Tonawanda News

Local News

January 12, 2010

NORTH TONAWANDA: Food Network 'dives' in to Pizza Junction

Viewers across the U.S. Monday night got a visual taste of something all Western New Yorkers can be proud of — their food.

Pizza Junction has been dishing up famous stingers, pizza and wings at 1269 Erie Ave. since 1972 — when gas was 55 cents per gallon and U.S. troops were still withdrawing from Vietnam.

On Monday, images of PJ’s General Manager Ryan Fleckenstein alongside TV host and renowned chef Guy Fieri dominated all but a few minutes of Monday night’s nationwide airing of the cable channel’s popular show “Diners, Drive-ins and Dives.”
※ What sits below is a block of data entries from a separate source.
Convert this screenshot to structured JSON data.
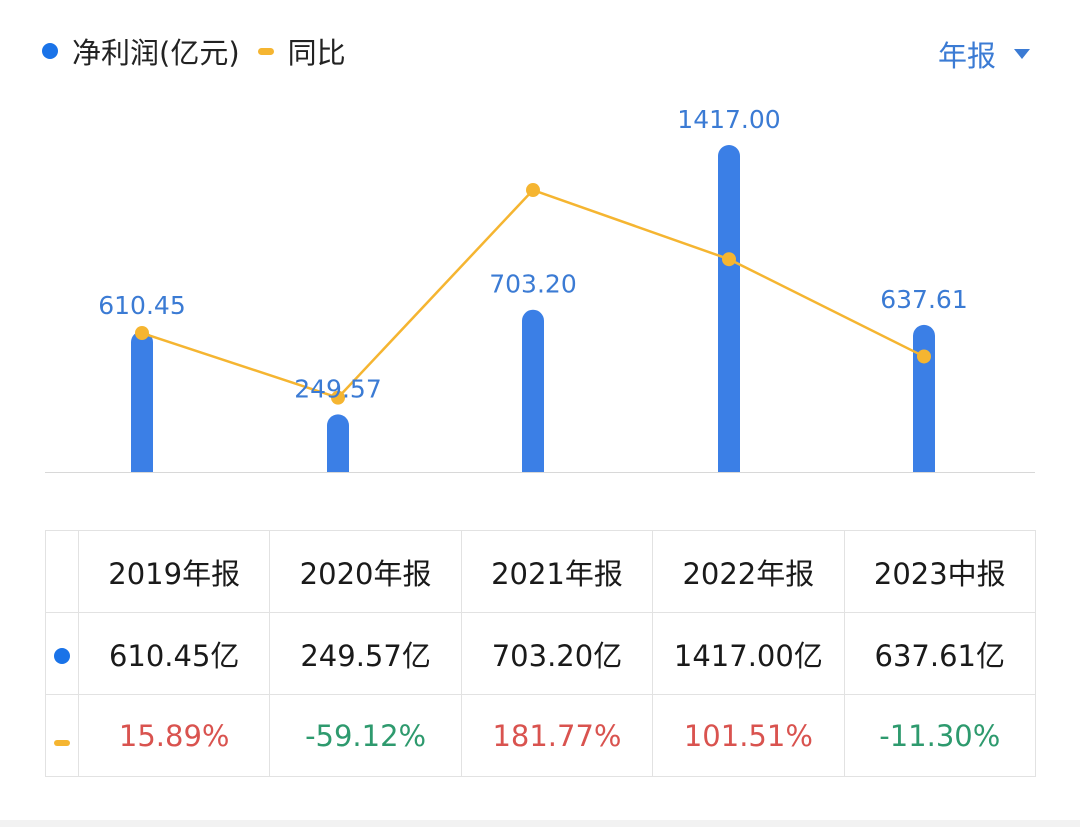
{
  "legend": {
    "series1": "净利润(亿元)",
    "series2": "同比"
  },
  "period_selector": {
    "label": "年报",
    "icon": "caret-down-icon"
  },
  "colors": {
    "bar": "#3b7fe6",
    "line": "#f5b531",
    "positive": "#d9534f",
    "negative": "#2e9a6e"
  },
  "chart_data": {
    "type": "bar+line",
    "categories": [
      "2019年报",
      "2020年报",
      "2021年报",
      "2022年报",
      "2023中报"
    ],
    "series": [
      {
        "name": "净利润(亿元)",
        "type": "bar",
        "values": [
          610.45,
          249.57,
          703.2,
          1417.0,
          637.61
        ],
        "labels": [
          "610.45",
          "249.57",
          "703.20",
          "1417.00",
          "637.61"
        ]
      },
      {
        "name": "同比",
        "type": "line",
        "values": [
          15.89,
          -59.12,
          181.77,
          101.51,
          -11.3
        ]
      }
    ],
    "grid": false
  },
  "table": {
    "headers": [
      "2019年报",
      "2020年报",
      "2021年报",
      "2022年报",
      "2023中报"
    ],
    "profit": [
      "610.45亿",
      "249.57亿",
      "703.20亿",
      "1417.00亿",
      "637.61亿"
    ],
    "yoy": [
      "15.89%",
      "-59.12%",
      "181.77%",
      "101.51%",
      "-11.30%"
    ]
  }
}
Fieri seemed, well, more than satisfied with the results.

Cheering erupted more than once as customers and a few local dignitaries sat watching the broadcast around 10 p.m., amidst lots of free pizza and wings and even a live band performing for the occasion.
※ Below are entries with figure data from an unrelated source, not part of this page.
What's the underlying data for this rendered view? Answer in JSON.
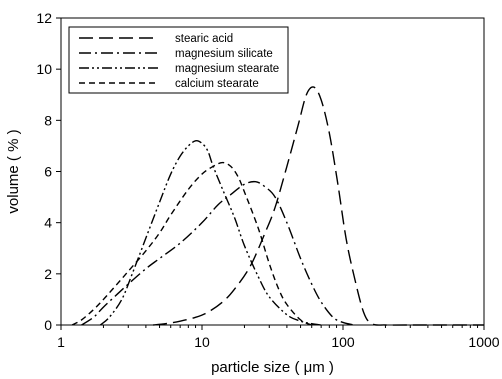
{
  "chart_data": {
    "type": "line",
    "title": "",
    "xlabel": "particle size  ( μm )",
    "ylabel": "volume  ( % )",
    "xscale": "log",
    "xlim": [
      1,
      1000
    ],
    "ylim": [
      0,
      12
    ],
    "xticks": [
      1,
      10,
      100,
      1000
    ],
    "xtick_labels": [
      "1",
      "10",
      "100",
      "1000"
    ],
    "yticks": [
      0,
      2,
      4,
      6,
      8,
      10,
      12
    ],
    "ytick_labels": [
      "0",
      "2",
      "4",
      "6",
      "8",
      "10",
      "12"
    ],
    "grid": false,
    "legend_position": "top-left",
    "series": [
      {
        "name": "stearic acid",
        "dash": "long-dash",
        "color": "#000000",
        "x": [
          4.5,
          5.5,
          7,
          9,
          11,
          14,
          17,
          22,
          28,
          33,
          40,
          48,
          55,
          62,
          70,
          80,
          92,
          105,
          120,
          140,
          160,
          200,
          300,
          500,
          1000
        ],
        "y": [
          0,
          0.05,
          0.15,
          0.3,
          0.5,
          0.9,
          1.4,
          2.3,
          3.6,
          4.6,
          6.2,
          7.8,
          9.0,
          9.3,
          8.8,
          7.5,
          5.5,
          3.4,
          1.9,
          0.5,
          0.05,
          0,
          0,
          0,
          0
        ]
      },
      {
        "name": "magnesium silicate",
        "dash": "dash-dot",
        "color": "#000000",
        "x": [
          1.4,
          1.7,
          2,
          2.5,
          3,
          4,
          5,
          7,
          10,
          13,
          16,
          20,
          24,
          28,
          33,
          40,
          50,
          60,
          70,
          85,
          100,
          120
        ],
        "y": [
          0,
          0.3,
          0.7,
          1.2,
          1.6,
          2.2,
          2.6,
          3.2,
          4.0,
          4.7,
          5.1,
          5.5,
          5.6,
          5.4,
          5.0,
          4.0,
          2.6,
          1.6,
          0.9,
          0.3,
          0.1,
          0
        ]
      },
      {
        "name": "magnesium stearate",
        "dash": "dash-dot-dot",
        "color": "#000000",
        "x": [
          1.9,
          2.2,
          2.7,
          3.2,
          4,
          5,
          6,
          7,
          8,
          9,
          10,
          11,
          12,
          14,
          17,
          20,
          25,
          30,
          40,
          50,
          60,
          70
        ],
        "y": [
          0,
          0.3,
          1.0,
          2.0,
          3.4,
          4.8,
          5.9,
          6.6,
          7.0,
          7.2,
          7.1,
          6.8,
          6.2,
          5.3,
          4.2,
          3.1,
          1.9,
          1.1,
          0.4,
          0.15,
          0.05,
          0
        ]
      },
      {
        "name": "calcium stearate",
        "dash": "short-dash",
        "color": "#000000",
        "x": [
          1.2,
          1.4,
          1.7,
          2,
          2.5,
          3,
          4,
          5,
          6,
          8,
          10,
          12,
          14,
          16,
          18,
          20,
          25,
          30,
          35,
          40,
          50,
          60
        ],
        "y": [
          0,
          0.2,
          0.6,
          1.0,
          1.6,
          2.1,
          2.9,
          3.6,
          4.3,
          5.3,
          5.9,
          6.2,
          6.35,
          6.2,
          5.8,
          5.2,
          3.8,
          2.4,
          1.4,
          0.8,
          0.2,
          0
        ]
      }
    ]
  }
}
On screen, Fieri said things like “Oh look, you can feed a small country with one bite,” after tasting the specialty Beef on Weck pizza.
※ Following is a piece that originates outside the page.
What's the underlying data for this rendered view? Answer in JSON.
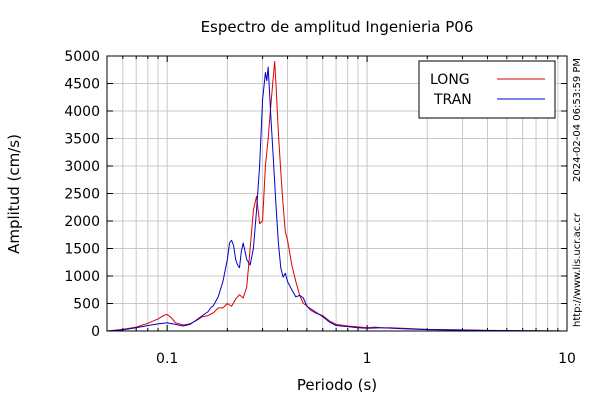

As he watched Fleckenstein make a batch of special horseradish sauce used to make the pie, at one point he quipped, “just give me a soup bowl of that and a crouton.”

Fleckenstein said it was by far the most exposure the restaurant has gotten in its nearly four decades in business.

“I mean, other than winning Pizza Fest four times in the past five years,” he said.

His parents still own the business, though he has served as manager on and off for about five years. About a year ago, he returned from a job as kitchen manager at the Studio Diner in San Diego, Calif.

To be sure, winning at pizza is no easy task in this area, where so many quality pizzerias exist.

The Junction’s recipe for success has had a way of finding them after all these years.

Start with 39 years’ experience serving quality food and add an online store now shipping pizzas all over the country each week. Simmer it all down to 200 satisfied customers who wrote to Food Network executives last year and, the result: Viewers far and wide get to savor the result.

Beef on Weck, stuffed peppers and other Buffalo-area favorites were presented to cable viewers across the country, as themes of several of the restaurant’s award-winning pizzas.

“There was a tremendous amount of support from the local crowd,” said Sean Wilczak, a stakeholder in the business. “They called on us, we entertained the invite for them to come here and this is what it led to,” he said.

In all, about 29 hours of filming in and around the restaurant was condensed down to the roughly 10 minutes aired Monday.

Producers have said business often spikes as much as 300 percent at eateries featured on the show.

“One of the producers said a little bit on the lower side but right up there,” Wilczak said. “It might be a person in West Seneca or it might be a person in Toronto who never heard of us. It’s great advertisement.”

But the business has already begun expanding.

Fleckenstein said the idea to start taking pizza orders online at www.thepizzajunction.com started when a friend asked him almost a decade ago to consider the idea, already a common practice by other Buffalo favorites like LaNova and the Anchor Bar. A flash freezing technique is used to help the food make the trip, sometimes thousands of miles.

“I said, well, I guess I could and it just took off from there. We’re shipping approximately 30 orders a week, which is up from before where we shipped about 30 orders a month,” he said.

Wilczak said a sheet recently went as far as El Segundo, Calif., using the flash freeze process.

“The guy said it tasted like it came from just down the road,” he said.

Aside from that innovation, there’s a menu that’s evolving as well.

Former waitress Shirley Hauck said Pizza Junction was always known for stingers, wings and pizza, but that she remembers it was the pear salad, of all things, that was flying out the door one summer a year ago.

Though she admitted it was the chicken wings she loved most, the salad, with it’s refined gorgonzola and candied walnuts atop baby greens goes a long way to describe culinary feats not always synonymous with Western New York, but loved all the same.

Former North Tonawanda Mayor Larry Soos and his former secretary Gregg Schnitzer, Council members Eric Zadzilka and Nancy Donovan were present to help celebrate a local success story.

“I think it’s great any time we can promote any kind of local business and it comes out on a national scene,” Soos said as he sat eating with family and friends. “The more the better.”

Soos, for years owner of Soos’ Cafe on Oliver Street, said the culinary tradition throughout the Buffalo area extends beyond the pizza and wings it’s famous for.

“I think people on the outside should realize we have some great diversity in this area, ethnic diversity, especially in the food business,” he said.